ミャンマー総司令官、原発技術でロシアの協力要請か

ミャンマー総司令官、原発技術でロシアの協力要請か
https://www.nikkei.com/article/DGXZQOGM14EM00U2A710C2000000/

『【ヤンゴン=新田裕一】クーデターで全権を掌握したミャンマーのミンアウンフライン国軍総司令官は16日、1週間のロシア訪問を終えて帰国した。ロシア滞在中は国営原子力企業ロスアトムの幹部らと会談し、原子力発電の導入を視野に協力を要請したとみられる。両国とも欧米の制裁を受けるなか、ミャンマー国軍はロシアとの経済関係の構築を急いでいる。

ミンアウンフライン氏は11日、ロスアトムのリハチョフ社長と会談し、原子力分野での協力について協議した。ロスアトムの発表によると、今回の会談にあわせ、原子力分野の技術者育成などで協力する覚書をミャンマー側と交わした。
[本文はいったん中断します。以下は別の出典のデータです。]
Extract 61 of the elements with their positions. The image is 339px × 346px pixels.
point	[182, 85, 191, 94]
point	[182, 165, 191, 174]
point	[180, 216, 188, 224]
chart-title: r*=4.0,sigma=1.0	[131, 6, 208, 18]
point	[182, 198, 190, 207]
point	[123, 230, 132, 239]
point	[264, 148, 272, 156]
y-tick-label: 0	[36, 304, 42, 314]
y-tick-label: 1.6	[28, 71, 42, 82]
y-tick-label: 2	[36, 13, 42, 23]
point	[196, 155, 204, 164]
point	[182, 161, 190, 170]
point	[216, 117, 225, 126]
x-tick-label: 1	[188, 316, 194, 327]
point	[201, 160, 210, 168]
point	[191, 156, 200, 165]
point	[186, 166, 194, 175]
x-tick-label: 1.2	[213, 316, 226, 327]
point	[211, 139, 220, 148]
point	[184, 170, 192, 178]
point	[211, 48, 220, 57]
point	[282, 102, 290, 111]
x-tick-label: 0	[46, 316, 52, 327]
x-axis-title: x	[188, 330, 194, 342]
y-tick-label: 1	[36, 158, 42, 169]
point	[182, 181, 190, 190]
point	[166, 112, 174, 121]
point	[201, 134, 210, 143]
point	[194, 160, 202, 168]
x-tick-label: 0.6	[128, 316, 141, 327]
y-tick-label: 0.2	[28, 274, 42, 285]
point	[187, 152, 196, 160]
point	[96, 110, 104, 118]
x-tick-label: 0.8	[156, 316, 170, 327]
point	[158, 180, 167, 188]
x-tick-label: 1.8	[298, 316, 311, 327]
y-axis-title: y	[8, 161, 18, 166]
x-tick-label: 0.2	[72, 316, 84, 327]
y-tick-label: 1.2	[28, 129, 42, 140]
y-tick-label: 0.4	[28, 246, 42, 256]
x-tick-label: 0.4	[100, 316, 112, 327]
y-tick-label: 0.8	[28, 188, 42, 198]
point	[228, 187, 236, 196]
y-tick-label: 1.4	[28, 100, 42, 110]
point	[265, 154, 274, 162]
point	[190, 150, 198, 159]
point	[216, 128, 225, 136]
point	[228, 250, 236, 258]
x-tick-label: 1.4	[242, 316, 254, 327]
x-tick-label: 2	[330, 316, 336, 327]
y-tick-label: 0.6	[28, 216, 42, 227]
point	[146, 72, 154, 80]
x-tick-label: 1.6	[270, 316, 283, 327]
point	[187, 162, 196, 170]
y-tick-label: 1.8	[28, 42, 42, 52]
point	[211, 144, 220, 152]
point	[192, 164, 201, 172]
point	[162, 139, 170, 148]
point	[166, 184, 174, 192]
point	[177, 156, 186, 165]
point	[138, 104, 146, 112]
6月にロシアを訪問したタウンハン電力相もリハチョフ氏と面会し、ミャンマーの電力事情などを説明している。

ロシアとミャンマーは旧軍事政権下の2007年、ロシアが小型の研究用軽水炉を含む核研究施設の建設でミャンマーに協力することで合意した。だが米国などが懸念を表明し、実現しなかった。アウンサンスーチー氏率いる国民民主連盟(NLD)政権は、16年に包括的核実験禁止条約を批准するなど、核不拡散を重視する立場を示していた。

21年2月のクーデター以降、ミンアウンフライン氏がロシアを訪問するのは2回目。前回は軍需産業などの視察が中心だったが、今回はそれに加え、大学など科学技術関連の訪問先が目立った。国営宇宙開発企業ロスコスモスの幹部とも会談した。国防省幹部との会合では、軍事関連技術での協力や今後の合同訓練を話し合った。

ロシアはウクライナ侵攻で、ミャンマー国軍は民主派への武力弾圧でそれぞれ欧米の制裁対象となっている。ミャンマーは22年6月、計画・財務相や商業相ら5人の経済閣僚をロシアでの国際会議に派遣した。ロシアとの連携で経済的な孤立の打開を探る。

ただ、ミャンマーとロシアには温度差がある。ミャンマー側は国営紙を通じ「首相」のミンアウンフライン氏のロシア訪問をアピールしたが、ロシア側は「私的訪問」だと説明した。ミンアウンフライン氏に応対したのは国防省で、プーチン大統領との面会は実現しなかった。

7月初旬、中国の王毅(ワン・イー)国務委員兼外相は国際会議に出席するためミャンマー中部の遺跡都市バガンを訪問したが、ミンアウンフライン氏と面会しないまま出国した。